Yes, you are correct. We were running storage snapshots for 3 weeks without issue before this popped up.
I'm waiting on additional details from HPE but as I understand it there are 3 bugs they are aware of.
Two are resolved by P7 and P11 and the 3rd which hit us is resolved by P12 which is not out of QA as of this post.
Below is what HPE outlined to us in our ticket with them:
The System manager (sysmgr) process is one of the main Kernel process running on our Inserv and is running on the master node. We only allow one system manager process to be run once on the master node.
There are couple of child processes attached to the sysmgr process, for example the pdscrubber process responsible for chunklets relocation (servicemag process) or the tpdtcl process responsible to run cli commands on the Inserv.

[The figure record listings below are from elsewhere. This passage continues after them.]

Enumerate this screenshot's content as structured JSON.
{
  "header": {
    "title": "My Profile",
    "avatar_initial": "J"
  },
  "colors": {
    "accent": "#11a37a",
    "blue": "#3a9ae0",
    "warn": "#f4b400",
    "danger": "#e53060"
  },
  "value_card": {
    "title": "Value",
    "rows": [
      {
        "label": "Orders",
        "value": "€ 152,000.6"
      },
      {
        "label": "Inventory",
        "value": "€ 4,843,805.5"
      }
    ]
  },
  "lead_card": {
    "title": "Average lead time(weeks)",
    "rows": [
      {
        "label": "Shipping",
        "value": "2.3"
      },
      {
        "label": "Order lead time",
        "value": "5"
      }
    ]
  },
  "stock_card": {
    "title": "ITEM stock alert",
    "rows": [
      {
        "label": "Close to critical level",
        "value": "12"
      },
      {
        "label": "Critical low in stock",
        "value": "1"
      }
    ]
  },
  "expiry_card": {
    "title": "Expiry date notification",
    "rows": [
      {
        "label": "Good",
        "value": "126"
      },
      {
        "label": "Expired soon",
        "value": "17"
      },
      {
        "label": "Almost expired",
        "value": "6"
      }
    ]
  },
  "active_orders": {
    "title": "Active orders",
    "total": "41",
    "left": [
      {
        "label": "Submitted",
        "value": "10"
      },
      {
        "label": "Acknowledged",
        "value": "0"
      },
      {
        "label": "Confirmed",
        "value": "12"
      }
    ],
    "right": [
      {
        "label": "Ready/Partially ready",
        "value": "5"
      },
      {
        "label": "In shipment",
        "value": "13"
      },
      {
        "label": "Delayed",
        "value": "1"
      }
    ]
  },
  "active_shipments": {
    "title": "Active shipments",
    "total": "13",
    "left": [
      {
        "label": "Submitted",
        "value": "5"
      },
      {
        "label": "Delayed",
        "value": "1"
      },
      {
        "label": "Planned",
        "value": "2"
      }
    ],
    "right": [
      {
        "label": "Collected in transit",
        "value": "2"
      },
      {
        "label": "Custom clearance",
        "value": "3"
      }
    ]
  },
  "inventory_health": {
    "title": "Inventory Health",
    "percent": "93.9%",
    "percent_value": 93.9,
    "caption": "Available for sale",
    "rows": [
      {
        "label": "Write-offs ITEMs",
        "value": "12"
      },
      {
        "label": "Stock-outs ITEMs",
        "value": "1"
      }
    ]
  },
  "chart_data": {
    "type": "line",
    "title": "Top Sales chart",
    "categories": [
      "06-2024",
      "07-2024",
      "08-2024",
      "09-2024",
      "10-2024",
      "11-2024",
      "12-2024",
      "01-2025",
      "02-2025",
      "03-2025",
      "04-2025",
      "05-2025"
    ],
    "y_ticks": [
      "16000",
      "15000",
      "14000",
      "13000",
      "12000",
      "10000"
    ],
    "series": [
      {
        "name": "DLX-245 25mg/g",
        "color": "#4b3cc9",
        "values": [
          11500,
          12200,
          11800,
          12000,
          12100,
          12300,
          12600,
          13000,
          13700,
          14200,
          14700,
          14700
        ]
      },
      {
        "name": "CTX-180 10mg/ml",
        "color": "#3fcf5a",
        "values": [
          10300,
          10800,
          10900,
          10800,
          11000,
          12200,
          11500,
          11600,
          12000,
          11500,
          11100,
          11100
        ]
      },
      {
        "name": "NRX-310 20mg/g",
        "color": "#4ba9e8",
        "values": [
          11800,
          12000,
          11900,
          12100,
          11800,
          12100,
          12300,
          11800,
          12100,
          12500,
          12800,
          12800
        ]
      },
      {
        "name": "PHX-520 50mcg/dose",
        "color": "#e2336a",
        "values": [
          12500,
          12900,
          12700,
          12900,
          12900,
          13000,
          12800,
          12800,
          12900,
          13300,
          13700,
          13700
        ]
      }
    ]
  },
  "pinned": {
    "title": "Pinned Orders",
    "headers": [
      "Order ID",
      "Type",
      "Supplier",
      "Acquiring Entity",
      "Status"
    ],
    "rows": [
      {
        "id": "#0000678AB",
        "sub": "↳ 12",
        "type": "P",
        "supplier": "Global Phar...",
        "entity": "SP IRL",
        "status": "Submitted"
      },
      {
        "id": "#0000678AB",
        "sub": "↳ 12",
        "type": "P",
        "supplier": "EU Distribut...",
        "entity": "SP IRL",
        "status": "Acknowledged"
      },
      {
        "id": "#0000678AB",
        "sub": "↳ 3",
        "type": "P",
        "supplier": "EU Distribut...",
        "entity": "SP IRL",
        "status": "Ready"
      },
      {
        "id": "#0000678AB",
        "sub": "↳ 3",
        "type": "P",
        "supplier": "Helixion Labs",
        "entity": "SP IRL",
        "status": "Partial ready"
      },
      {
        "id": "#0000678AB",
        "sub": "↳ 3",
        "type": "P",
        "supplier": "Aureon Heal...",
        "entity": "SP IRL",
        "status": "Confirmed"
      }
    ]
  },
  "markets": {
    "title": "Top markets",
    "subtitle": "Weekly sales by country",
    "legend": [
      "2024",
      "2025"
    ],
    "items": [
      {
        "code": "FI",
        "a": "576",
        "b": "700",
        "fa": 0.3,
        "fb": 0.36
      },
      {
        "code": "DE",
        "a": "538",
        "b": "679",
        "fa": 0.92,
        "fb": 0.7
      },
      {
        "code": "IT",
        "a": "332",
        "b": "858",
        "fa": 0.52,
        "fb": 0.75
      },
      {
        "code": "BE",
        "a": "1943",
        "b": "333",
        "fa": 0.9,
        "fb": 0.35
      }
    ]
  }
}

When sysmgr became unresponsive and no specific tasks or processes are run on the Inserv (i.e no tuning or servicemag process running) or no pending IOCTL block are pending between the controller nodes it is usually safe to restart the system manager process.
Cause : Automation (Veeam) to incorrectly issue snapshot delete requests out of order and attempt to delete RO snaps (normally hidden), this causes the two snaps to be merged from an exceptions table point of view, but this can't be done because one the snaps is stuck in the "pending delete" and results in multiple node panic's
The snapshot removal process has been enhanced so as not to allow out of order snapshot removal with pending delete and is available in the upcoming 3.3.1.MU1 with Patch 12 CURRENTLY patch 12 is NOT available, but is currently undergoing Software QA testing and is expected to be available soon. (subject to change) (Update from LAB)
This is still ongoing with HPE support so I'll update the post with additional details as I get them.